The event was significant due to the amateur ASRA event organiser putting on a World Championship event. The then President of ASRA Hagbath Strom resigned from his fulltime job and spent 6 months organsing the event. ASRA Vice President David Robinson and James Hopkin worked out of the first premises of Hopkin Skate on creating a way to film and broadcast the racing on Mt Panorama. There had been other downhill racing events that filmed and broadcast the racing, Newtons Playground was the first IGSA World Championship to be filmed from top to bottom and the racing was broadcast onto screens on the mountain. The technique was using the analogue output of a digital camera and sending the signal up a cat5 cable, using boosters to increase the signal, receiving the four video streams in a mixing desk in Castrol Tower, at the top of Mt Panorama, output to video screens and also capturing the feed to later upload online. It was the first time skaters from around the work watched racing within the day of it happening online.

The World Championships was called Newtons Playground. From the success of that 2009 event, Bathurst Council gave the rights to the event to another Simon Rollin consortium. The new event would be rebranded Newtons Nation, to move away from the Bathurst Council trademarks of Newtons Playground.

2010[edit]

Newton's Playground was renamed Newton's Nation by advertising firm Channel Zero.[5] Newton's Nation Unit Trust was formed with the owners of Channel Zero, Popcorn Events and Mojo Events.

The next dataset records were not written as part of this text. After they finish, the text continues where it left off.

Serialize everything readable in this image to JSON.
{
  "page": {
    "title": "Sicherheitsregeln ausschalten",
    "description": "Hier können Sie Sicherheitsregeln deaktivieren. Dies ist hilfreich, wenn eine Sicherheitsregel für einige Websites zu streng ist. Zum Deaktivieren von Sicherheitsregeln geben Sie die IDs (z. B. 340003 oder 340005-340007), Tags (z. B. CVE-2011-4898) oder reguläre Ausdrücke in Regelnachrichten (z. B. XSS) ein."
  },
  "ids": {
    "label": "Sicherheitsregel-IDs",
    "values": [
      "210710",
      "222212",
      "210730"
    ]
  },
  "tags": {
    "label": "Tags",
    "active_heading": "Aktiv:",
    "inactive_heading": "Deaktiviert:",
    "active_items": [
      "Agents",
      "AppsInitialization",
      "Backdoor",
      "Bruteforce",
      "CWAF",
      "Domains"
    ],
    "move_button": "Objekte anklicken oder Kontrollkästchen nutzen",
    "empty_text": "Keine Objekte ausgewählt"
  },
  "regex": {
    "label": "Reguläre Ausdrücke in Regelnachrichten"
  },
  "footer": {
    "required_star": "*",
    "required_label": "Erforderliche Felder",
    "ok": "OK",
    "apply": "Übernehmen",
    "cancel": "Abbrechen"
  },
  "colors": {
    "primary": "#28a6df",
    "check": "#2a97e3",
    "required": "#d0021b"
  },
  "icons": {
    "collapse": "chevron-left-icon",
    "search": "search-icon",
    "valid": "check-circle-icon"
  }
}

This festival ran from 26 to 28 November including music by artists such as Bliss n Eso, You Am I and Birds of Tokyo. Roller-suit designer Buggy Rollin also appeared.

The festival conducted a promotional road trip of various Australian cities in October 2010 and October 2011.[6][7]

2012[edit]

Ben Perry from Channel Zero took over Newtons Nation in 2012. In partnership with Samsung, it was a sports festival with live bands.

Vert skateboarding made its first appearance with Renton Miller headlining the demonstrations

Last year of downhill racing under the IGSA.

First year of live racing broadcast on Youtube, a world first. [8]

2013[edit]

Newtons Nation in 2013 was extreme sports only, no music.

Downhill racing was the first World Cup under the new global body International Downhill Federation (IDF)[9]

2017[edit]

The race was revived in February of 2017 as the first leg of the International Downhill Federation (IDF) World Cup series.